Google's equivalent setting lets you put any number in. Microsoft is giving you the benchmark. If you're importing a PMax from Google and you never set a new-customer value there, the import carries that absence across. You'll see flat acquisition performance and assume Microsoft is the reason. The problem is the missing floor, not the platform.

One more detail worth knowing: Microsoft recommends refreshing customer lists daily or weekly. Most agencies I've seen running Microsoft do monthly refreshes. That's not enough. The algorithm reads list freshness as a signal about the real world, and stale lists quietly shrink the acquisition pool.

Why this probably still isn't a clean swap

Microsoft's ad revenue is projected around $19.5 billion in 2026 against Google's roughly $225 billion in search ad revenue. That ratio hasn't moved much in three years. The pitch that Microsoft Ads is "untapped cheap inventory" has been told since 2019, and most advertisers who tested it ran into the same wall: the volume isn't there for high-intent B2B or niche ecommerce. CPCs being 30 to 70 percent cheaper doesn't matter when impression volume is 90 percent lower for your keyword set.

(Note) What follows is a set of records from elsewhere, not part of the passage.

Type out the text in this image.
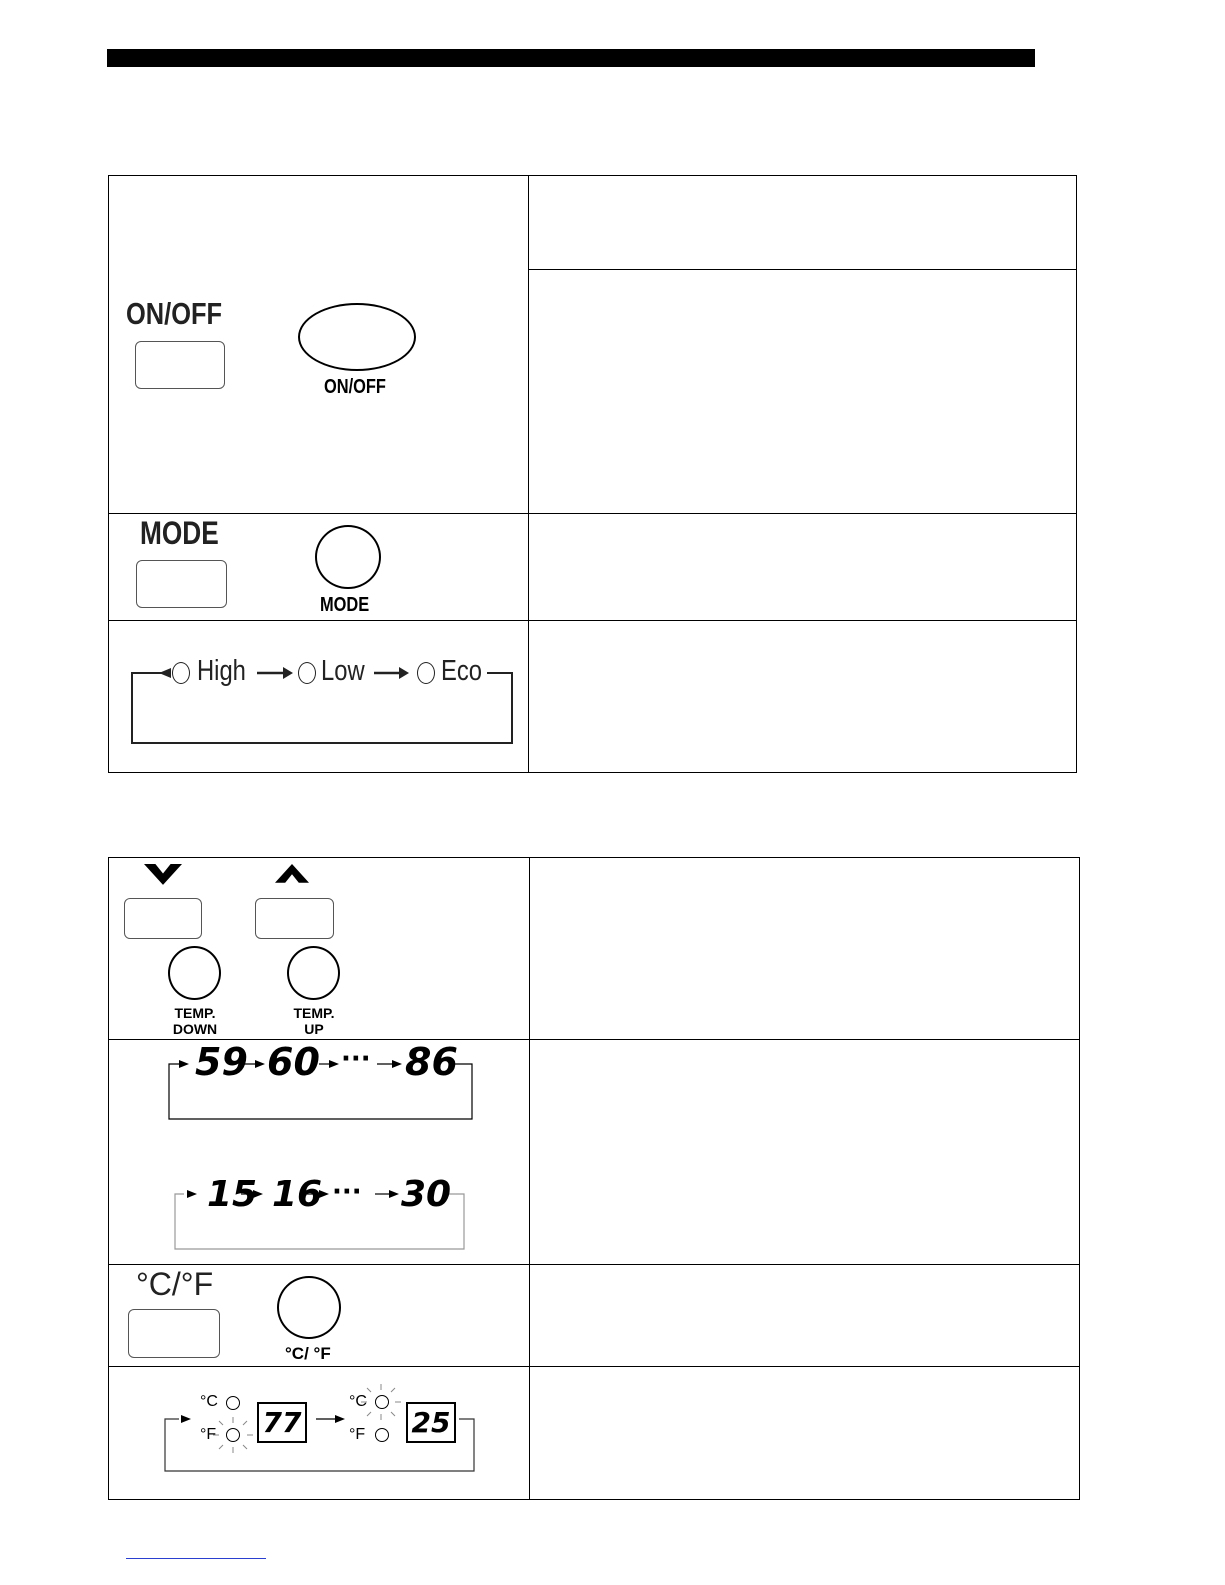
ON/OFF
ON/OFF
MODE
MODE
High	Low	Eco
TEMP.
DOWN
TEMP.
UP
59 60 ··· 86
15 16 ··· 30
°C/°F
°C/ °F
°C
°F 77
°C
°F 25
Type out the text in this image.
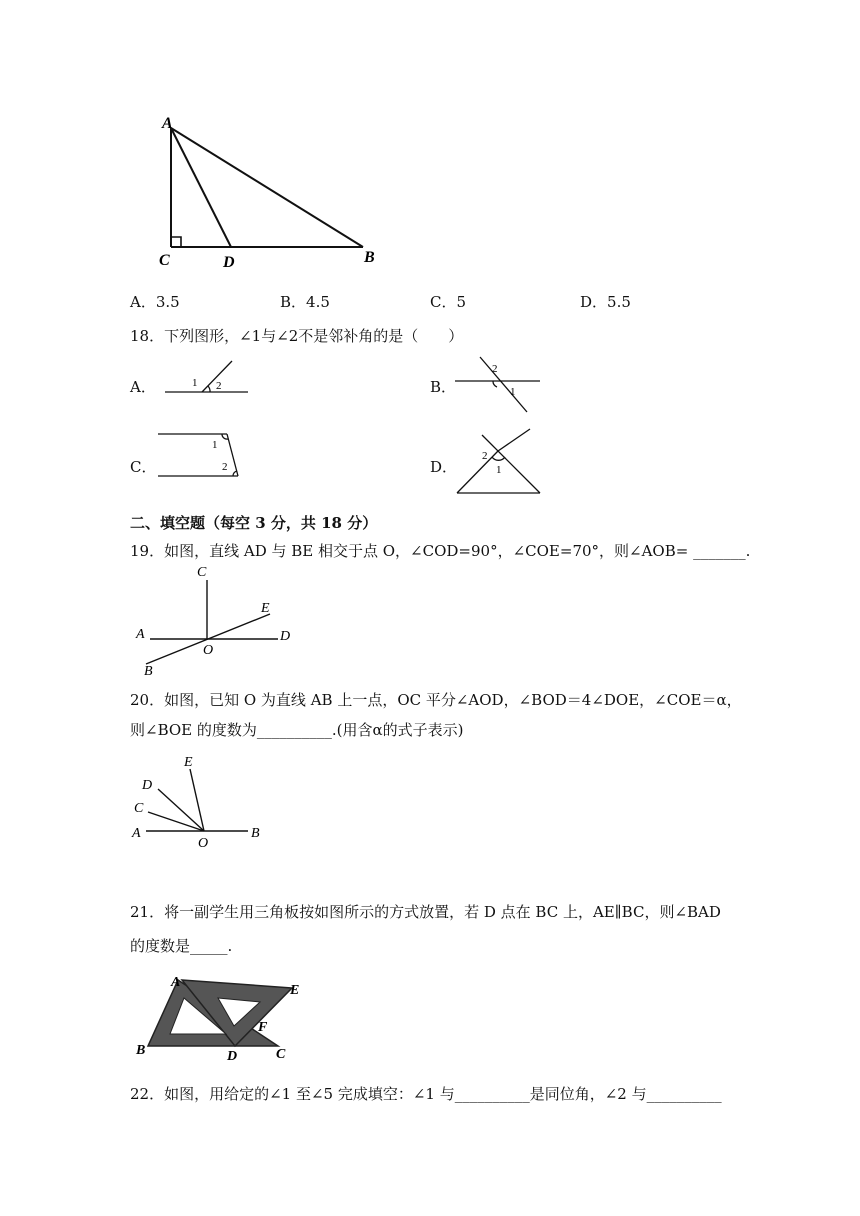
A
C	D	B
A．3.5	B．4.5	C．5	D．5.5
18．下列图形，∠1与∠2不是邻补角的是（　　）
A．	1 2	B．
2
1
C．
1
2	D．
2
1
二、填空题（每空 3 分，共 18 分）
19．如图，直线 AD 与 BE 相交于点 O，∠COD=90°，∠COE=70°，则∠AOB= _______.
C
A	D
E
O
B
20．如图，已知 O 为直线 AB 上一点，OC 平分∠AOD，∠BOD＝4∠DOE，∠COE＝α，
则∠BOE 的度数为__________.(用含α的式子表示)
E
D
C
A	B
O
21．将一副学生用三角板按如图所示的方式放置，若 D 点在 BC 上，AE∥BC，则∠BAD
的度数是_____.
A
E
F
B	D	C
22．如图，用给定的∠1 至∠5 完成填空：∠1 与__________是同位角，∠2 与__________
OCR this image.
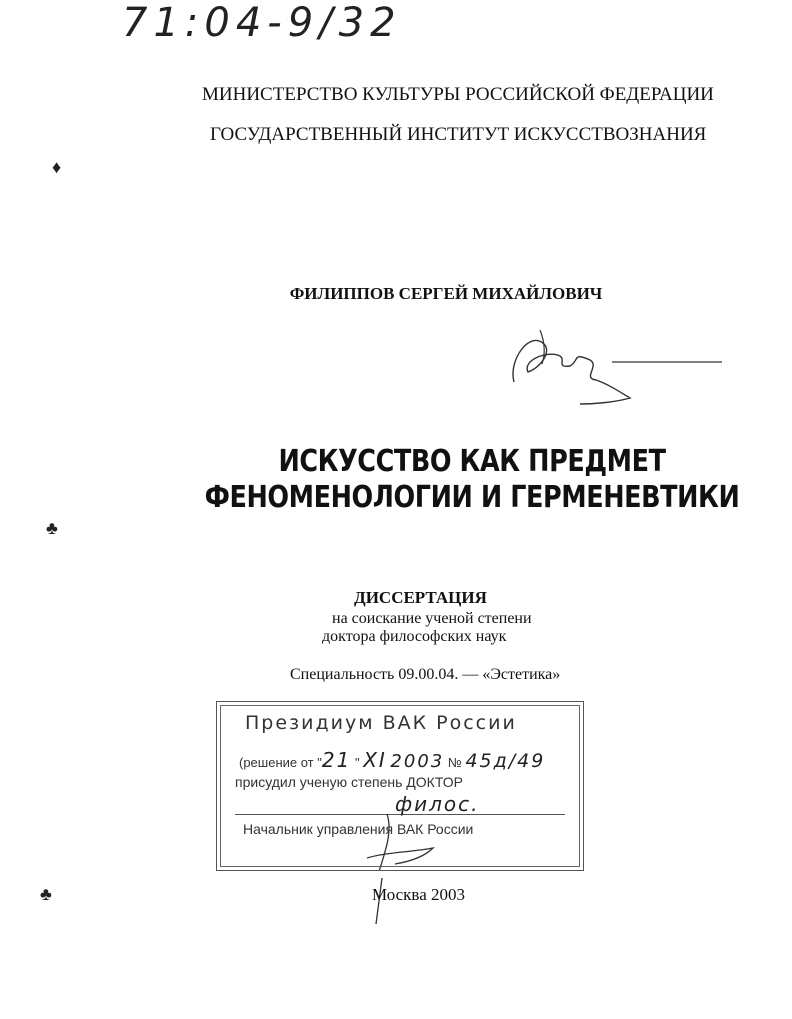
71:04-9/32
♦
♣
♣
МИНИСТЕРСТВО КУЛЬТУРЫ РОССИЙСКОЙ ФЕДЕРАЦИИ
ГОСУДАРСТВЕННЫЙ ИНСТИТУТ ИСКУССТВОЗНАНИЯ
ФИЛИППОВ СЕРГЕЙ МИХАЙЛОВИЧ
ИСКУССТВО КАК ПРЕДМЕТ
ФЕНОМЕНОЛОГИИ И ГЕРМЕНЕВТИКИ
ДИССЕРТАЦИЯ
на соискание ученой степени
доктора философских наук
Специальность 09.00.04. — «Эстетика»
Президиум ВАК России
(решение от "21 " XI 2003 № 45д/49
присудил ученую степень ДОКТОР
филос.
Начальник управления ВАК России
Москва 2003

What has changed: the slice of search traffic flowing through Copilot, ChatGPT search, and Bing-integrated AI has tipped enough that the impression side of the math is less dismissive than it used to be. Microsoft's ad revenue grew 13.4 percent between 2024 and 2025, which is not nothing. The NCA import is Microsoft betting that PMax advertisers running the AI Max migration will finally test the platform as a secondary channel now that the switching cost just collapsed.

From what I've seen, this isn't a reason to shift budget off Google. Run a 90-day parallel test on Microsoft using a campaign clone you're already rebuilding anyway. The marginal effort is low. The downside is a few hours and some spend that would have gone somewhere else. Our earlier take on the AI Max transition math itself still holds on the Google side, but now you have a second place to run the same rebuilt campaign.

If you're already rebuilding, do these five things by Friday

A short list, because most teams don't have three weeks to sit with it:

  1. Pull the NCA-enabled PMax campaign from Google that you're migrating to AI Max. Clone it with the Microsoft import tool today, not after the September deadline. The lift is a few clicks now; it will be a full rebuild if you wait.
  2. Set the NCA conversion value at a minimum of 30 percent of your average sale. If you already set it higher in Google, keep the higher value on Microsoft.
  3. Upload customer match lists natively on Microsoft. The import will not do it, and leaving it empty is worse than spending 30 minutes doing it manually.
  4. Give it three weeks of learning with 25 percent of what you're currently spending on Google. Don't make any cut or scale decision inside the learning window.
  5. Check the new Final URL report at week two to see if spend is landing on pages you want. That's where PMax on a new platform quietly wanders, and the Final URL report is how you catch it.

Microsoft didn't build this import because it wanted to be helpful during the AI Max transition. It built it because Google just opened the largest window in five years where PMax advertisers are looking at their account structure with fresh eyes. My guess: Microsoft converts maybe 8 to 12 percent of serious PMax accounts into a real second-rail test by Q4. Whether any of those tests survive the learning window is the only question that actually matters.